We believe that regular and frequent exams are a vital component of effective oversight of financial professionals, and that the absence of FINRA-type oversight of the investment adviser industry leaves investors without that critical component of protection. In our view, it simply makes no sense to deprive investment adviser customers of the same level of oversight that broker-dealer customers receive. And quite simply, as we learned from the Madoff scandal, it would not make sense for two, separate independent regulatory bodies to oversee investment advisers and broker-dealers, especially when they exist in the same legal entity. Again, there would be no single regulator with a complete picture of the business.
One of the primary issues raised about investor protection differences between the broker-dealer and investment adviser channels is the difference between the fiduciary standard for investment advisers and the rule requirements, including suitability, for broker-dealers. As this the process moves forward, this is the kind of issue that should and will be on the table as we all look at how best to reform our regulatory system and strengthen investor protections. In keeping with our view there should be increased consistency in investor protections across financial services, we believe it makes sense to look at the protections provided in various channels and choose the best of each.
We stand ready to work with Congress and the SEC in exploring whether a properly designed fiduciary standard could be applied to broker-dealers' selling activities, and if there are problems raised, make a strong effort to resolve those problems.
It has become painfully clear that the current regulatory structure is weakened by gaps and inconsistencies that should be remedied.
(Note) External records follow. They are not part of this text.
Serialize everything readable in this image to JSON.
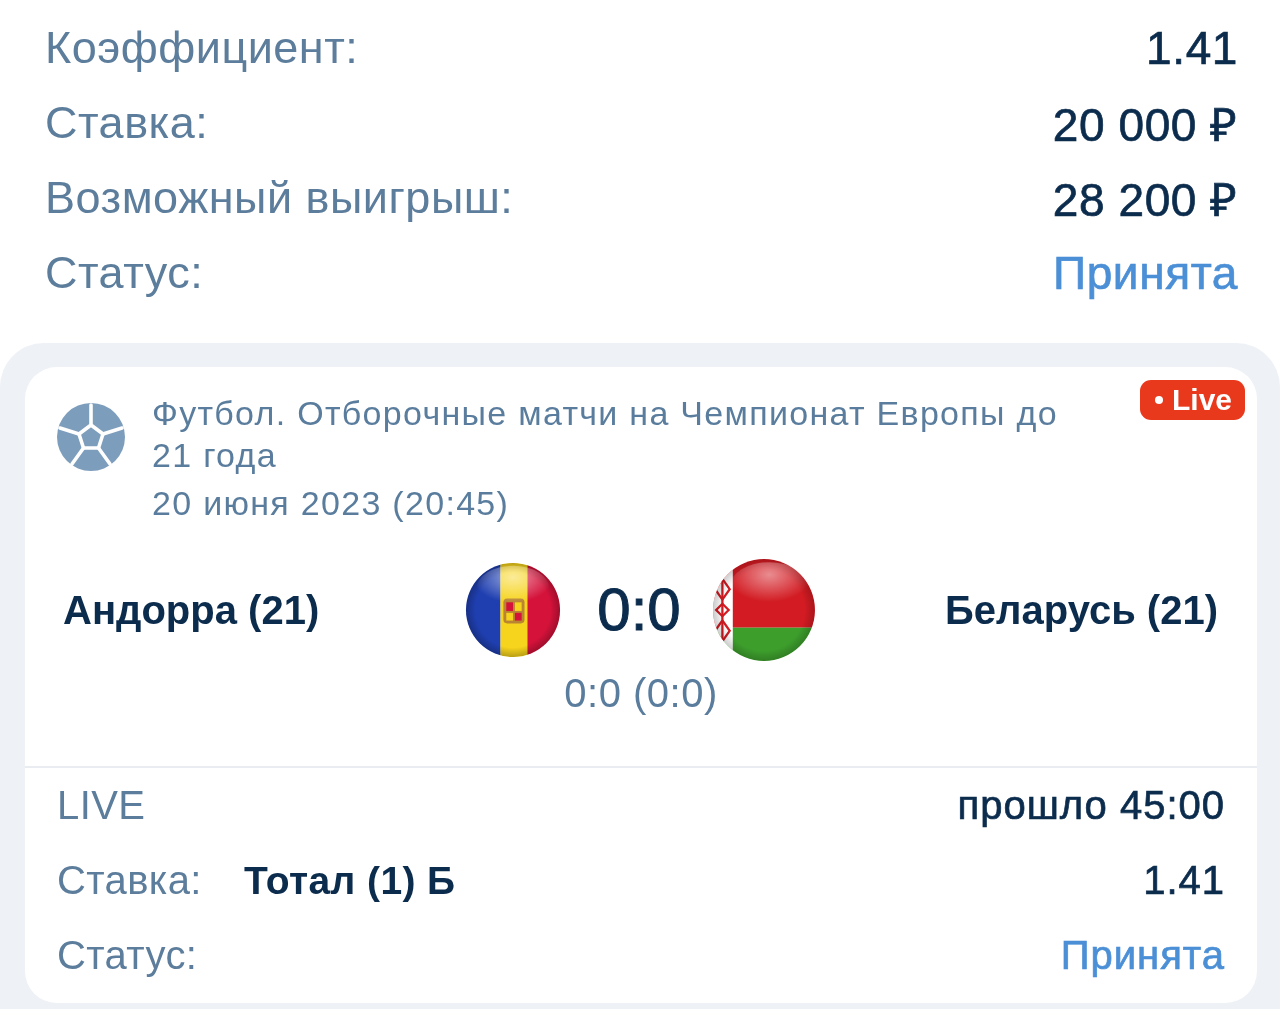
{
  "summary": [
    {
      "label": "Коэффициент:",
      "value": "1.41",
      "kind": "amount"
    },
    {
      "label": "Ставка:",
      "value": "20 000 ₽",
      "kind": "amount"
    },
    {
      "label": "Возможный выигрыш:",
      "value": "28 200 ₽",
      "kind": "amount"
    },
    {
      "label": "Статус:",
      "value": "Принята",
      "kind": "status"
    }
  ],
  "event": {
    "title": "Футбол. Отборочные матчи на Чемпионат Европы до 21 года",
    "datetime": "20 июня 2023 (20:45)",
    "badge": "Live",
    "home_team": "Андорра (21)",
    "away_team": "Беларусь (21)",
    "score": "0:0",
    "period_score": "0:0 (0:0)"
  },
  "details": [
    {
      "label": "LIVE",
      "value": "прошло 45:00",
      "kind": "timer"
    },
    {
      "label": "Ставка:",
      "selection": "Тотал (1) Б",
      "value": "1.41",
      "kind": "bet"
    },
    {
      "label": "Статус:",
      "value": "Принята",
      "kind": "status"
    }
  ]
}
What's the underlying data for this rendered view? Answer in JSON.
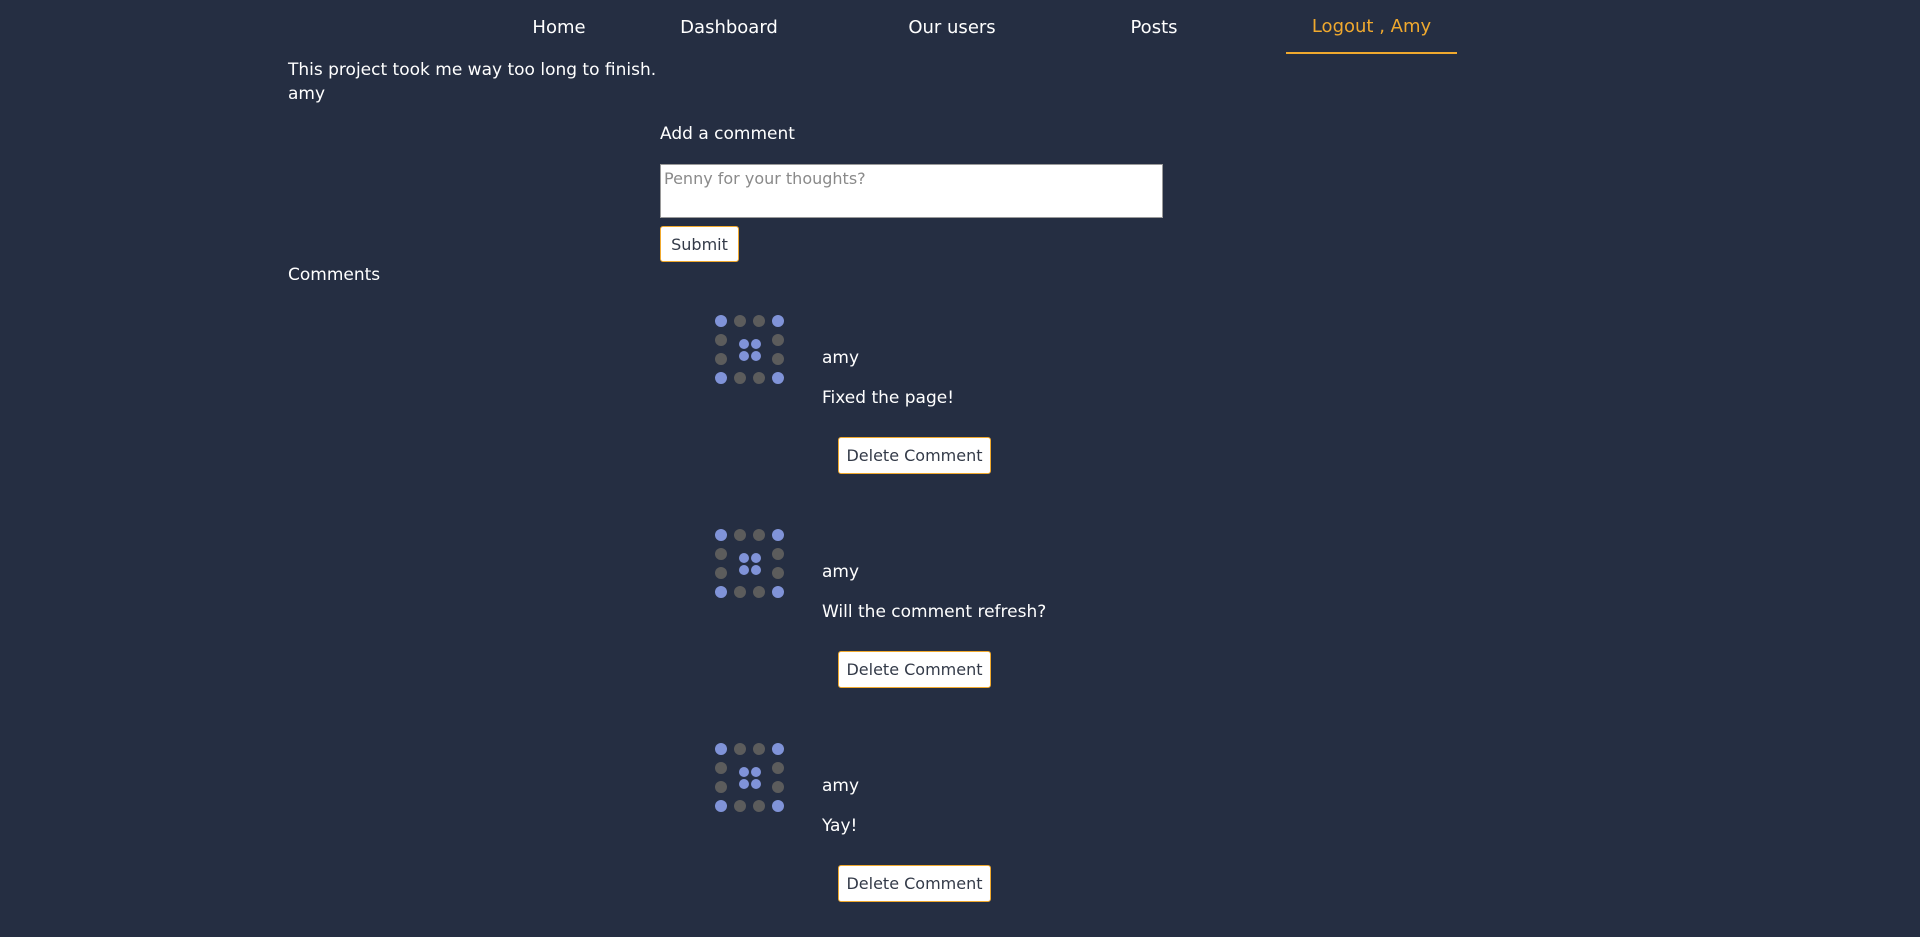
{
  "nav": {
    "home": "Home",
    "dashboard": "Dashboard",
    "users": "Our users",
    "posts": "Posts",
    "logout": "Logout , Amy"
  },
  "post": {
    "text": "This project took me way too long to finish.",
    "author": "amy"
  },
  "comment_form": {
    "label": "Add a comment",
    "placeholder": "Penny for your thoughts?",
    "value": "",
    "submit_label": "Submit"
  },
  "comments_heading": "Comments",
  "comments": [
    {
      "author": "amy",
      "text": "Fixed the page!",
      "delete_label": "Delete Comment",
      "avatar_icon": "identicon-dots-icon"
    },
    {
      "author": "amy",
      "text": "Will the comment refresh?",
      "delete_label": "Delete Comment",
      "avatar_icon": "identicon-dots-icon"
    },
    {
      "author": "amy",
      "text": "Yay!",
      "delete_label": "Delete Comment",
      "avatar_icon": "identicon-dots-icon"
    }
  ],
  "colors": {
    "background": "#252e42",
    "accent": "#f0a92e",
    "avatar_blue": "#8093d8",
    "avatar_grey": "#5c5c5c"
  }
}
The individual investor is the most important player in the financial markets, and unfortunately, our system has not sufficiently protected these individuals. We need to earn back the confidence of those investors by closing the gaps in our current system and strengthening oversight.
As I have stated, FINRA believes that one of the most important gaps to close in terms of investor protection is the disparity in oversight between broker-dealers and investment advisers. The addition of a comprehensive and regular oversight program with more frequent exams and strong enforcement would enhance protections provided to all customers of investment advisers.
More broadly, investors deserve a consistent level of protection no matter which financial professionals or products they choose. Creating a system of consistent standards and vigorous oversight of financial professionals—no matter which license they hold—would enhance investor protection and help restore trust in our markets.
FINRA is committed to working with other regulators and this Committee as you consider how best to restructure the U.S. financial regulatory system.